I don’t believe that OOO means a total abandoning of questions of identity and relationships between humans explicitly, but I do know that I can’t name a single person in the OOO/SR field who deals with human relationships. I also know that Bogost has a large section of a chapter in Alien Phenomenology dedicated to ethics that seems to purposefully sidestep any talk of what it means to live or be ethical if we take the political implications of OOO seriously.
What I am getting at here is that there is a hole in OOO that no one seems to want to touch except for Levi Bryant. It is a hole that is ethics shaped and politics deep. Halberstam brings this up beautifully in this post. I can’t summarize it because I believe that every single point is correct and spot on–more than that, it should be taken very seriously by OOO scholars. A taste:
So, ok, if women and racialized bodies have all too often been rendered as “things” in the marketplace of commodity capitalism, and if a lot of the work on on Object Oriented Philosophy leaves the status of the human unmarked even when rejecting it in favor of the object and relations between objects then surely we need a queer and or feminist OO philosophy in order to address the politics of the object.
Though Halberstam, being in conversation, makes no calls for anything, I certainly want to. Writing, in and of itself, is a political and ethical endeavor. There should be action on the part of everyone to break out of the current bind that OOO is in of having white men as their patron saints–Bryant has done this with his recent discovery of the feminist materialists, but I rarely see it anywhere else.
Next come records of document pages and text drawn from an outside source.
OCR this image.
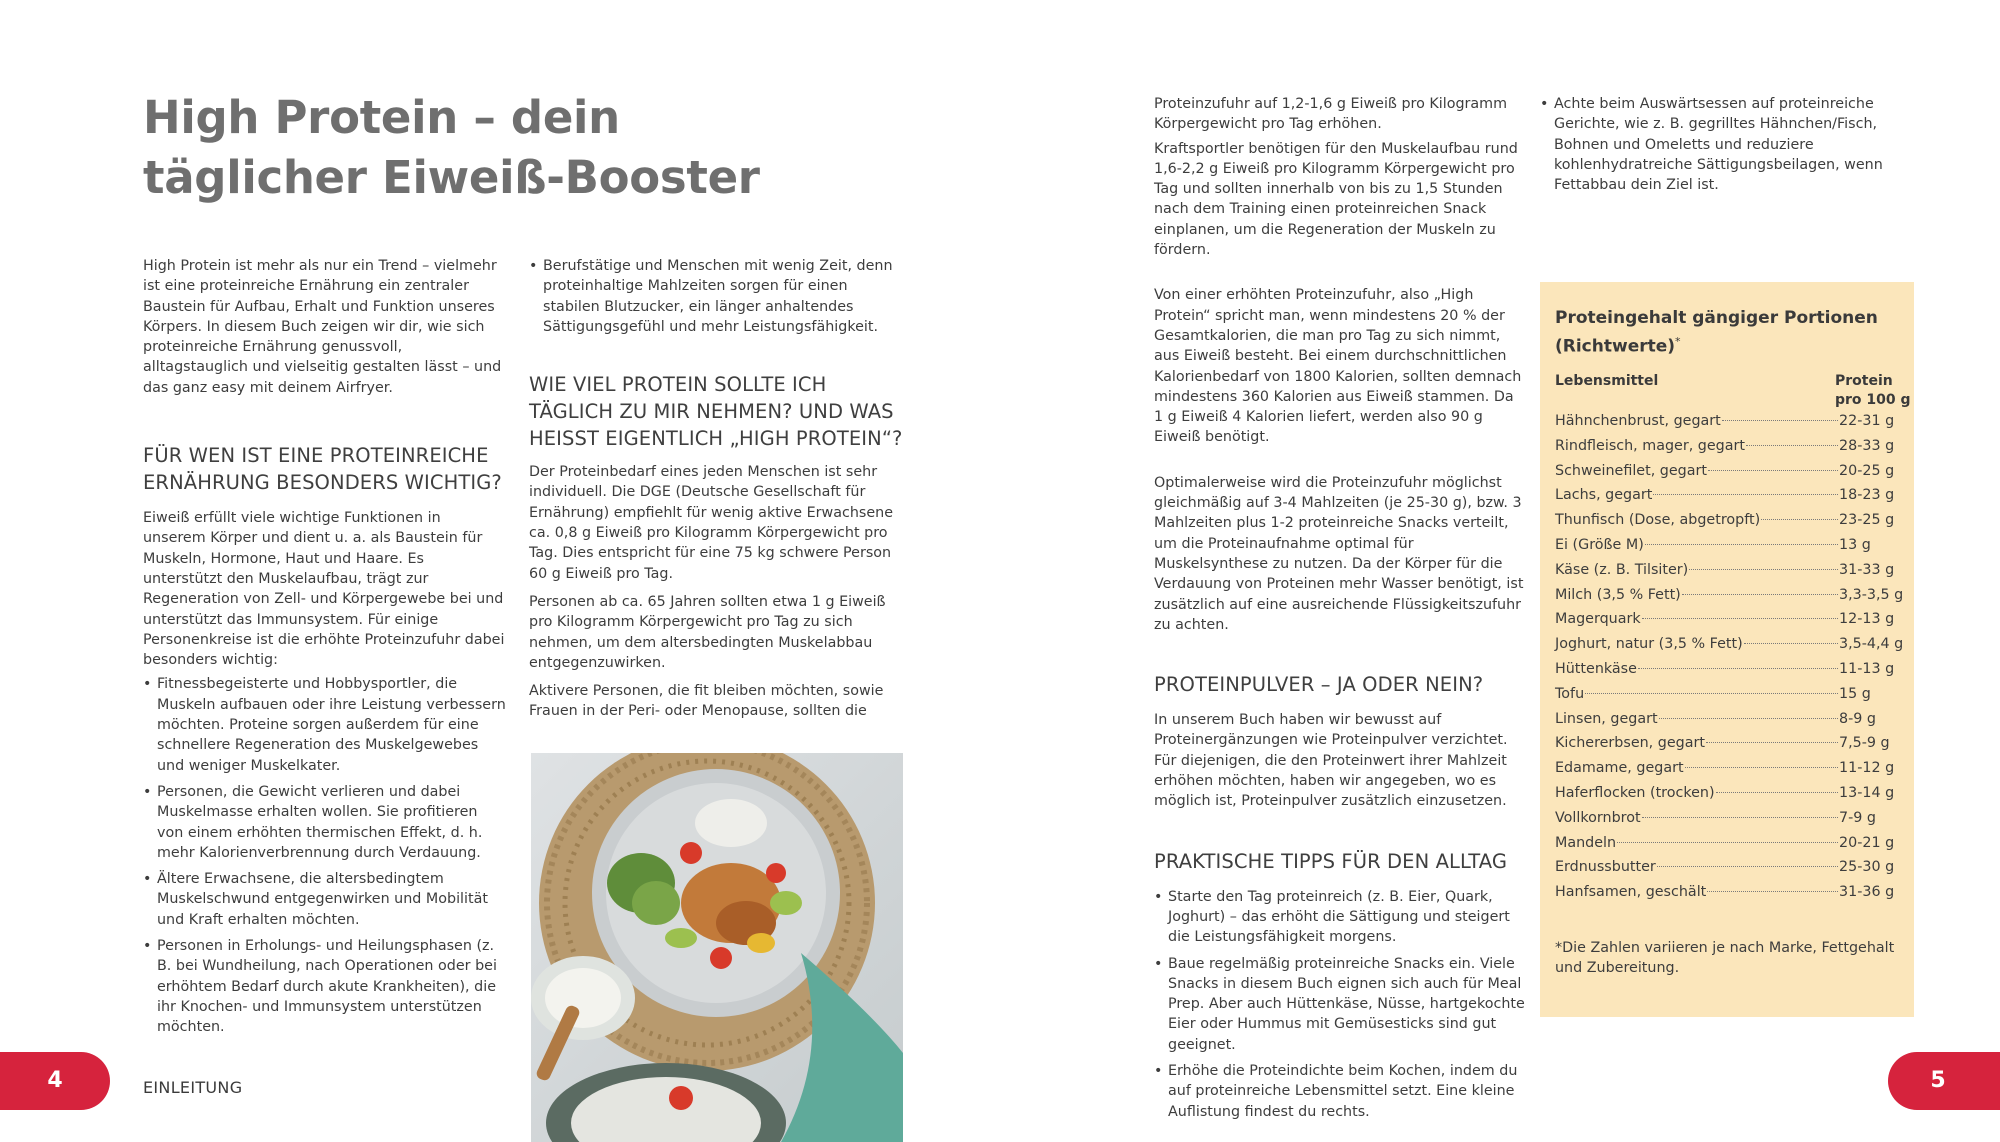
High Protein – dein
täglicher Eiweiß-Booster

High Protein ist mehr als nur ein Trend – vielmehr ist eine proteinreiche Ernährung ein zentraler Baustein für Aufbau, Erhalt und Funktion unseres Körpers. In diesem Buch zeigen wir dir, wie sich proteinreiche Ernährung genussvoll, alltagstauglich und vielseitig gestalten lässt – und das ganz easy mit deinem Airfryer.

FÜR WEN IST EINE PROTEINREICHE ERNÄHRUNG BESONDERS WICHTIG?

Eiweiß erfüllt viele wichtige Funktionen in unserem Körper und dient u. a. als Baustein für Muskeln, Hormone, Haut und Haare. Es unterstützt den Muskelaufbau, trägt zur Regeneration von Zell- und Körpergewebe bei und unterstützt das Immunsystem. Für einige Personenkreise ist die erhöhte Proteinzufuhr dabei besonders wichtig:

• Fitnessbegeisterte und Hobbysportler, die Muskeln aufbauen oder ihre Leistung verbessern möchten. Proteine sorgen außerdem für eine schnellere Regeneration des Muskelgewebes und weniger Muskelkater.
• Personen, die Gewicht verlieren und dabei Muskelmasse erhalten wollen. Sie profitieren von einem erhöhten thermischen Effekt, d. h. mehr Kalorienverbrennung durch Verdauung.
• Ältere Erwachsene, die altersbedingtem Muskelschwund entgegenwirken und Mobilität und Kraft erhalten möchten.
• Personen in Erholungs- und Heilungsphasen (z. B. bei Wundheilung, nach Operationen oder bei erhöhtem Bedarf durch akute Krankheiten), die ihr Knochen- und Immunsystem unterstützen möchten.
• Berufstätige und Menschen mit wenig Zeit, denn proteinhaltige Mahlzeiten sorgen für einen stabilen Blutzucker, ein länger anhaltendes Sättigungsgefühl und mehr Leistungsfähigkeit.
WIE VIEL PROTEIN SOLLTE ICH TÄGLICH ZU MIR NEHMEN? UND WAS HEISST EIGENTLICH „HIGH PROTEIN“?

Der Proteinbedarf eines jeden Menschen ist sehr individuell. Die DGE (Deutsche Gesellschaft für Ernährung) empfiehlt für wenig aktive Erwachsene ca. 0,8 g Eiweiß pro Kilogramm Körpergewicht pro Tag. Dies entspricht für eine 75 kg schwere Person 60 g Eiweiß pro Tag.

Personen ab ca. 65 Jahren sollten etwa 1 g Eiweiß pro Kilogramm Körpergewicht pro Tag zu sich nehmen, um dem altersbedingten Muskelabbau entgegenzuwirken.

Aktivere Personen, die fit bleiben möchten, sowie Frauen in der Peri- oder Menopause, sollten die

Proteinzufuhr auf 1,2-1,6 g Eiweiß pro Kilogramm Körpergewicht pro Tag erhöhen.

Kraftsportler benötigen für den Muskelaufbau rund 1,6-2,2 g Eiweiß pro Kilogramm Körpergewicht pro Tag und sollten innerhalb von bis zu 1,5 Stunden nach dem Training einen proteinreichen Snack einplanen, um die Regeneration der Muskeln zu fördern.

Von einer erhöhten Proteinzufuhr, also „High Protein“ spricht man, wenn mindestens 20 % der Gesamtkalorien, die man pro Tag zu sich nimmt, aus Eiweiß besteht. Bei einem durchschnittlichen Kalorienbedarf von 1800 Kalorien, sollten demnach mindestens 360 Kalorien aus Eiweiß stammen. Da 1 g Eiweiß 4 Kalorien liefert, werden also 90 g Eiweiß benötigt.

Optimalerweise wird die Proteinzufuhr möglichst gleichmäßig auf 3-4 Mahlzeiten (je 25-30 g), bzw. 3 Mahlzeiten plus 1-2 proteinreiche Snacks verteilt, um die Proteinaufnahme optimal für Muskelsynthese zu nutzen. Da der Körper für die Verdauung von Proteinen mehr Wasser benötigt, ist zusätzlich auf eine ausreichende Flüssigkeitszufuhr zu achten.

PROTEINPULVER – JA ODER NEIN?

In unserem Buch haben wir bewusst auf Proteinergänzungen wie Proteinpulver verzichtet. Für diejenigen, die den Proteinwert ihrer Mahlzeit erhöhen möchten, haben wir angegeben, wo es möglich ist, Proteinpulver zusätzlich einzusetzen.

PRAKTISCHE TIPPS FÜR DEN ALLTAG
• Starte den Tag proteinreich (z. B. Eier, Quark, Joghurt) – das erhöht die Sättigung und steigert die Leistungsfähigkeit morgens.
• Baue regelmäßig proteinreiche Snacks ein. Viele Snacks in diesem Buch eignen sich auch für Meal Prep. Aber auch Hüttenkäse, Nüsse, hartgekochte Eier oder Hummus mit Gemüsesticks sind gut geeignet.
• Erhöhe die Proteindichte beim Kochen, indem du auf proteinreiche Lebensmittel setzt. Eine kleine Auflistung findest du rechts.
• Achte beim Auswärtsessen auf proteinreiche Gerichte, wie z. B. gegrilltes Hähnchen/Fisch, Bohnen und Omeletts und reduziere kohlenhydratreiche Sättigungsbeilagen, wenn Fettabbau dein Ziel ist.
Proteingehalt gängiger Portionen (Richtwerte)*
Lebensmittel	Protein
pro 100 g
Hähnchenbrust, gegart	22-31 g
Rindfleisch, mager, gegart	28-33 g
Schweinefilet, gegart	20-25 g
Lachs, gegart	18-23 g
Thunfisch (Dose, abgetropft)	23-25 g
Ei (Größe M)	13 g
Käse (z. B. Tilsiter)	31-33 g
Milch (3,5 % Fett)	3,3-3,5 g
Magerquark	12-13 g
Joghurt, natur (3,5 % Fett)	3,5-4,4 g
Hüttenkäse	11-13 g
Tofu	15 g
Linsen, gegart	8-9 g
Kichererbsen, gegart	7,5-9 g
Edamame, gegart	11-12 g
Haferflocken (trocken)	13-14 g
Vollkornbrot	7-9 g
Mandeln	20-21 g
Erdnussbutter	25-30 g
Hanfsamen, geschält	31-36 g
*Die Zahlen variieren je nach Marke, Fettgehalt und Zubereitung.
4	EINLEITUNG	5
This shit is important. Discourse is shaped and all of that jazz.
It seems like I’ve gone a long way off from flat ethics, but not really. I think that a project of ethical engagement is incredibly important, maybe the most important thing, and I also believe that OOO gives us a really good start at getting there. It should also be apparent from this post, though, that the very act of being a object-oriented ontologist is rife with complications and ethical conundrums, especially in the citational apparatus that constructs the field of “accepted” OOO theorists.
So these are all points of contention, but they are also just simple questions. I always stress in these posts that I am not hostile to OOO, but that I am just curious. It is a field that is shaping itself as we speak. That process can go in a lot of different directions. I want it to be a good one.